Wilde e Callas: vite di artisti
«Dove hai cominciato a perdere Dio»? chiede il vecchio prete a Oscar Wilde morente, esule in Francia, prima di battezzarlo. Lo scrittore, esausto nel corpo ma non nella mente, ricorda: una stazione ferroviaria inglese, lui legato alla guardia carceraria, le gente che prima lo osannava, ora lo derideva, gli sputava in faccia. È una immagine molto forte del film, diretto e interpretato da Rupert Everett, The happy Prince, Il Principe felice: la favola che Oscar leggeva ai suoi due bambini e che costeggia l’intero film come una storia d’amore, come quella del Cristo che Wilde ritrova nei due anni di carcere per sodomia. Qui è stato umiliato in molti modi, lui il beniamino del pubblico londinese con le sue commedie, i suoi aforismi spiritosi e graffianti.
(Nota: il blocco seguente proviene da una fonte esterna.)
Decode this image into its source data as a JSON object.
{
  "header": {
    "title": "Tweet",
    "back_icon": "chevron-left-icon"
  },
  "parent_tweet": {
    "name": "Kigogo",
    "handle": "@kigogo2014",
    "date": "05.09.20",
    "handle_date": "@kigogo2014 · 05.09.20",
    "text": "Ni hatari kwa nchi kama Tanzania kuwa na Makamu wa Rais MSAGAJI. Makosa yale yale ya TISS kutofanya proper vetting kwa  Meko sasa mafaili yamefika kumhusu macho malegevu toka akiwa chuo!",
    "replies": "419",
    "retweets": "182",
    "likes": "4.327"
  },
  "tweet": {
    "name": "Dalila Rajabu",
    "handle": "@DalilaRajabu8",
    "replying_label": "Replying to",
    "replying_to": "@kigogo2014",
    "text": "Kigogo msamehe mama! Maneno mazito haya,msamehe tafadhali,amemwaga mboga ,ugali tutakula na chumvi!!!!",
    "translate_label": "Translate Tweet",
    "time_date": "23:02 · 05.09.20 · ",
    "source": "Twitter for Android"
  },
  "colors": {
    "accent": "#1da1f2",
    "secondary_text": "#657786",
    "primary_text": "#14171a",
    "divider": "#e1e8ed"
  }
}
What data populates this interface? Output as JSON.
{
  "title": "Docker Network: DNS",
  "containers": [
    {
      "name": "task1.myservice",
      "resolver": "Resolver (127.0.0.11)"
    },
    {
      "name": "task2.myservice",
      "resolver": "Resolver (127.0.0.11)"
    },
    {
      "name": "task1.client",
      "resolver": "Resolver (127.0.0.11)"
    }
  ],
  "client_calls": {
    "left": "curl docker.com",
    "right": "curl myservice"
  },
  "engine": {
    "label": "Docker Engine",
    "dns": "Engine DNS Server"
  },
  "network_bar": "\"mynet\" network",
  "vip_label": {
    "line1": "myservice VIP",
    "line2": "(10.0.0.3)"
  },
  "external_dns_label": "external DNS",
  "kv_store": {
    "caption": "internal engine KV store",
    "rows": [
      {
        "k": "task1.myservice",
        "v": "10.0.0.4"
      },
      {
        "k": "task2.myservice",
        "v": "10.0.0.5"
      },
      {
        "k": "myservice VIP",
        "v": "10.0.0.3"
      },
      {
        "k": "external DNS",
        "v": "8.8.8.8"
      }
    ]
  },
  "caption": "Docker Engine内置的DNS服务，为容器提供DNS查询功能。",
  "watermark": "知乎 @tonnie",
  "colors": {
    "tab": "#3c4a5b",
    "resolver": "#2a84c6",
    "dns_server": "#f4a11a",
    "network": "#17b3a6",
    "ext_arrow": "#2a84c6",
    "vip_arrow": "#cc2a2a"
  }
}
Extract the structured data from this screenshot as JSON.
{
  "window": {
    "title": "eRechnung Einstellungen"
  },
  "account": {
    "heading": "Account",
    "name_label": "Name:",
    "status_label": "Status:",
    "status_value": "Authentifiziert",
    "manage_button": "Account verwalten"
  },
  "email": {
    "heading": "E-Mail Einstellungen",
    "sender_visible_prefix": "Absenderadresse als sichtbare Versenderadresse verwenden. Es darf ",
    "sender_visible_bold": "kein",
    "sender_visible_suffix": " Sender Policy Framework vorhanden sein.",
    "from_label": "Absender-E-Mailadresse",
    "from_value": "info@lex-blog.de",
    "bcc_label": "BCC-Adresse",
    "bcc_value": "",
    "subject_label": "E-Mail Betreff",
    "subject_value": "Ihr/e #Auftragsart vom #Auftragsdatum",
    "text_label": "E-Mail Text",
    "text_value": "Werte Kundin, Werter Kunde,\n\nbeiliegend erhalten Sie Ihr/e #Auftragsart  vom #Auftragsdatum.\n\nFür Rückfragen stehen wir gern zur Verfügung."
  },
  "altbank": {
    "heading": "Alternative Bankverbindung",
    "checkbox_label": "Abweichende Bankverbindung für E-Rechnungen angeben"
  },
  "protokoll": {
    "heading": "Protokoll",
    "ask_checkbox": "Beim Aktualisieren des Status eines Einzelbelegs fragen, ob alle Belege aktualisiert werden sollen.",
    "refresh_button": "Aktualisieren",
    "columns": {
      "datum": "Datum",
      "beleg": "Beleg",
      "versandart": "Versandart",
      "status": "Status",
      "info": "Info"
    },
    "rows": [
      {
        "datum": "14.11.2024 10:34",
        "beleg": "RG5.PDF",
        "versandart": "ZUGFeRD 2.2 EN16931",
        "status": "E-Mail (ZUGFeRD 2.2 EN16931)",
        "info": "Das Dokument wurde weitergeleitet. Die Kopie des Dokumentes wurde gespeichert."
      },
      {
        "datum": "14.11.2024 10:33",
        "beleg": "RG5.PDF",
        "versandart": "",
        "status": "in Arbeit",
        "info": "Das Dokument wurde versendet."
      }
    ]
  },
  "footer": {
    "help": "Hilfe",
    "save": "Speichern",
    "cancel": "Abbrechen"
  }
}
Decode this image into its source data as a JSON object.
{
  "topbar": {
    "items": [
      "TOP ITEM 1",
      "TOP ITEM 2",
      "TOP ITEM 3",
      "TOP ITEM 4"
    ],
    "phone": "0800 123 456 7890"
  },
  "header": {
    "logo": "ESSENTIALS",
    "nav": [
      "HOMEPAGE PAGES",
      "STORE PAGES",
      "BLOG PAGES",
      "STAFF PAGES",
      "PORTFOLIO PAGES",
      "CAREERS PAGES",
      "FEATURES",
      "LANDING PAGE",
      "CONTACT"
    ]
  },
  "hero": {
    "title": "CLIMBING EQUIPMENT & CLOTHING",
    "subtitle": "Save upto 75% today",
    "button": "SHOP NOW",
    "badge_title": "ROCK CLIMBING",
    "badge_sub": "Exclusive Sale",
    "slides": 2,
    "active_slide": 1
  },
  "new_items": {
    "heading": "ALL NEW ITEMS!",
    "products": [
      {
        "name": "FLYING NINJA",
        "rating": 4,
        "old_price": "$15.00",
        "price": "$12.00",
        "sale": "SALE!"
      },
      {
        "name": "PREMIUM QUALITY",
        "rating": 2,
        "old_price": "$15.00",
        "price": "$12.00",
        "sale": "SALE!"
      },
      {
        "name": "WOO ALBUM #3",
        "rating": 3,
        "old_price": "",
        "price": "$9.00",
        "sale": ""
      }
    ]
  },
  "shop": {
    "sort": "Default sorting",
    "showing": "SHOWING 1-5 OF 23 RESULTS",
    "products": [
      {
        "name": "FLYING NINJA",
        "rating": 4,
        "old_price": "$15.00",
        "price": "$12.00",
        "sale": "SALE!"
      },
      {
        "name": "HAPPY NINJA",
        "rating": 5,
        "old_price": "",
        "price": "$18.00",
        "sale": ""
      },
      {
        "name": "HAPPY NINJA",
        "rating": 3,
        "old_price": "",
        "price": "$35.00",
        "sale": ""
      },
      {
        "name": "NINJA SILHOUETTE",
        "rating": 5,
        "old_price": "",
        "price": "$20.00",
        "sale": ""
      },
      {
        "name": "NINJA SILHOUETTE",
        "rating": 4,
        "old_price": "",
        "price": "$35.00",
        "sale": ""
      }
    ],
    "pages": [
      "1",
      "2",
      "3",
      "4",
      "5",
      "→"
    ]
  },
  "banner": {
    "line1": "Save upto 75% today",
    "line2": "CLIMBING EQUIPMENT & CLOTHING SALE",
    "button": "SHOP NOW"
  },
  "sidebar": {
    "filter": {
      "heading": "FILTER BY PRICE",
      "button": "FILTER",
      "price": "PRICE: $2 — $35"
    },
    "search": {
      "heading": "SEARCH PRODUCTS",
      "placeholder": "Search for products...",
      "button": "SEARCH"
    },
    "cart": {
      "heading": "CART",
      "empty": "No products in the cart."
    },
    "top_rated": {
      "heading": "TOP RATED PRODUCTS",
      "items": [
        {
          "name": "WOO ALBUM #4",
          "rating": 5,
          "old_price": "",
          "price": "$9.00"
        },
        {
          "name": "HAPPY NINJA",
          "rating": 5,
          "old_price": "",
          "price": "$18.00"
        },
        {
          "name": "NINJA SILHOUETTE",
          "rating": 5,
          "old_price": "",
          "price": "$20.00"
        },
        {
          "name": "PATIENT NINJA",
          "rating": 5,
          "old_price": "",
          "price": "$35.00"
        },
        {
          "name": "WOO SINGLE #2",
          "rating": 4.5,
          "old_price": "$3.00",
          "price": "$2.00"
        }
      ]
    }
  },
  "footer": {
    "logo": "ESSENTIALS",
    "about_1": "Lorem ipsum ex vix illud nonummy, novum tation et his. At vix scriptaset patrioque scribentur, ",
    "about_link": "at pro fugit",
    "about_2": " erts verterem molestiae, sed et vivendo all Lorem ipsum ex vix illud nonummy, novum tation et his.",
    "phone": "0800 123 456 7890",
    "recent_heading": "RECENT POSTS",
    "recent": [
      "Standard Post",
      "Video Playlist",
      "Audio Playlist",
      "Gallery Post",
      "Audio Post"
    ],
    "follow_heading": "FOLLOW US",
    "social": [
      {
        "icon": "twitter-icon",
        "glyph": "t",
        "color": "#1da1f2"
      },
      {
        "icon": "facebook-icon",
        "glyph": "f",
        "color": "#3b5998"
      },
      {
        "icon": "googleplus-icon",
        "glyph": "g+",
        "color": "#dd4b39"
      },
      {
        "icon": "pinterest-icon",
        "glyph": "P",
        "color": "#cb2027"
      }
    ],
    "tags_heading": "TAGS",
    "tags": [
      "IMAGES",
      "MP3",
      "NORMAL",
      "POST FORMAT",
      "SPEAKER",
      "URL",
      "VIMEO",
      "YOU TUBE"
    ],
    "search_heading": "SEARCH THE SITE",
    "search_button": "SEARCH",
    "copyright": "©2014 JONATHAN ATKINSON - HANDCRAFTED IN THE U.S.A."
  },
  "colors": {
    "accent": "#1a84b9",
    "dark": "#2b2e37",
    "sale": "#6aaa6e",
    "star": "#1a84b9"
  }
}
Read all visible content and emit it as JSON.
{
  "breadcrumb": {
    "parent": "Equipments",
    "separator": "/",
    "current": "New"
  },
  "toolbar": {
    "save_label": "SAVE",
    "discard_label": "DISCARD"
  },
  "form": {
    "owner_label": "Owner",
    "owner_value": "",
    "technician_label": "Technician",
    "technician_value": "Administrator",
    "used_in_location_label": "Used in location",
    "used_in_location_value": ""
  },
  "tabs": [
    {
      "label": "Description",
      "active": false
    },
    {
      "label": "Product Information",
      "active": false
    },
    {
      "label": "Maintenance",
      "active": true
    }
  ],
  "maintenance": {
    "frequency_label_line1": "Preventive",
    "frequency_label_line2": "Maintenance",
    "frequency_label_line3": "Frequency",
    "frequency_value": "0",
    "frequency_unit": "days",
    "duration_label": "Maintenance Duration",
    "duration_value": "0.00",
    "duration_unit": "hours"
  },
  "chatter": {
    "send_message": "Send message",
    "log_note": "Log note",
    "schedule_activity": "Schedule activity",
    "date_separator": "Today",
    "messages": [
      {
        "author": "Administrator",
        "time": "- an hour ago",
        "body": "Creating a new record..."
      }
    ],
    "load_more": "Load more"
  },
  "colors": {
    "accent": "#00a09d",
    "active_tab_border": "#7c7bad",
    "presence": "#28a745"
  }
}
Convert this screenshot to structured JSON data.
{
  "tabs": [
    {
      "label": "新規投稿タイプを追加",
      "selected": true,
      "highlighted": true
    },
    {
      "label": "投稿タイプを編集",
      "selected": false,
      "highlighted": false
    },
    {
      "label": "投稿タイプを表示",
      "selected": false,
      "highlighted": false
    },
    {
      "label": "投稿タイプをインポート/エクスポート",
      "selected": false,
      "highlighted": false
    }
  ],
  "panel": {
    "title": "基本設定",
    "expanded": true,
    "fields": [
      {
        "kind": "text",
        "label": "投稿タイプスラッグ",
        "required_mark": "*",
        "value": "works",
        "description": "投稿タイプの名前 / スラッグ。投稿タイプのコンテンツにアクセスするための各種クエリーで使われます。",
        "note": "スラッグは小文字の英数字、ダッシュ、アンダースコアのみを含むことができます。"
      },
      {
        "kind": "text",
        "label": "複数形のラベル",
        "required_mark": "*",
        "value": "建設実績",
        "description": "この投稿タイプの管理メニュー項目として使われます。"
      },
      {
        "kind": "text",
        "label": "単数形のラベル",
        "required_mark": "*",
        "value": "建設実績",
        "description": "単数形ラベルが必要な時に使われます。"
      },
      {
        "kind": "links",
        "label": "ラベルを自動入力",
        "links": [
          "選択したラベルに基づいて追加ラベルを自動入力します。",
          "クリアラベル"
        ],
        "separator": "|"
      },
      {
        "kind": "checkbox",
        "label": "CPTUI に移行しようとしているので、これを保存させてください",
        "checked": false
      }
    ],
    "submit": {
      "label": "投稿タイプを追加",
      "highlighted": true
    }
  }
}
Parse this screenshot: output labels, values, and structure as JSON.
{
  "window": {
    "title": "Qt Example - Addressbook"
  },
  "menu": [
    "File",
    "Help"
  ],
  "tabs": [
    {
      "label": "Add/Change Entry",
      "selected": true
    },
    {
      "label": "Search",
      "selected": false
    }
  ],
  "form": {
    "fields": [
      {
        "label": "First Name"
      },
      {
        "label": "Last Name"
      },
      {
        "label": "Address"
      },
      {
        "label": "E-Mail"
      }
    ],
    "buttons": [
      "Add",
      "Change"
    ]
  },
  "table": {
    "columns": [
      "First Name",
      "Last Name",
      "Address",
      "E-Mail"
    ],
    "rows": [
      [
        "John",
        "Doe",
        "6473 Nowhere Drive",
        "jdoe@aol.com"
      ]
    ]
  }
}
Il film di Everett non racconta l’uomo del successo, ma l’uomo distrutto degli ultimi anni, che si illude di poter tornare alla vita dispendiosa e dissipata del passato – il soggiorno a Napoli con l’antico amico “Bosie” si rivelerà un fallimento – ed invece scopre la povertà, l’indigenza, fa amicizia con gente emarginata, dipende economicamente dagli amici ed è costretto a cambiare residenza appena lo si riconosce. Nonostante la voglia di vivere non gli manchi, il senso della fine è onnipresente dentro di lui. Il film conosce infatti una grande malinconia di fondo, è un viaggio verso la morte che Wilde affronta ora lottando per mantenersi vivo ora scoraggiandosi, ora ritrovando arguzia e intelligenza (le storie che racconta ad un ragazzino orfano), ora cercando una spiritualità che lo affascina (la scena di lui in chiesa, solo, e del vecchio prete adorante). La morte è vicina, in primo luogo quella della moglie che lo ama e che lui ha lasciato (una intensa Emily Watson). Wilde riconoscerà di aver spezzato delle vite e di aver bisogno di essere perdonato.
Girato con grande tatto, con immagini raffinate, dialoghi essenziali, il film-ritratto dell’ultimo Wilde è un dramma acuto, ricco di sfumature psicologiche nel “dire” l’anima del grande scrittore nella corsa verso la fine. Everett dà una lezione di sobrietà, di lucidità, e di rispetto (Wilde è stato riabilitato in Inghilterra solo nel 2017) in un film pervaso pure da un sottile e sotteso senso cristologico.
Mary by Callas è un atto d’amore del regista americano Tom Volf alla grande cantante lirica, scomparsa nel 1977 a 53 anni, che ha dominato le scene negli anni Cinquanta ma anche la vita modana. È questo doppio aspetto di Maria, come donna, e della Callas, come personaggio, che il lavoro documenta e analizza con passione, mediane spezzoni documentaristici in parte inediti, ed una lunga intervista alla cantante come filo conduttore. Naturalmente, intervallati da brani musicali dove emerge l’arte di una diva del belcanto unica, che ha fatto la storia. Particolarmente interessante è il rapporto tra pubblico e privato nella vita di questa donna, credente in Dio ma soprattutto, da greca, nel destino, vissuta tra uomini che l’hanno amata a modo loro – da Meneghini a Onassis -, tesa tra sogno e fallimento, semplicità e ambizione. Perdendo la musica, oggi si può dire che la Callas ha perso la parte più viva di sè stessa. Ciò getta un’ombra di tristezza nel ripercorrere la vicenda di una donna dall’immenso carisma artistico, racchiuso nella fragilità di un essere che in fondo chiedeva solo di venire amata per sè stessa e non solo per il proprio talento. Bello e commovente. Da non perdere da 16 al 18 aprile.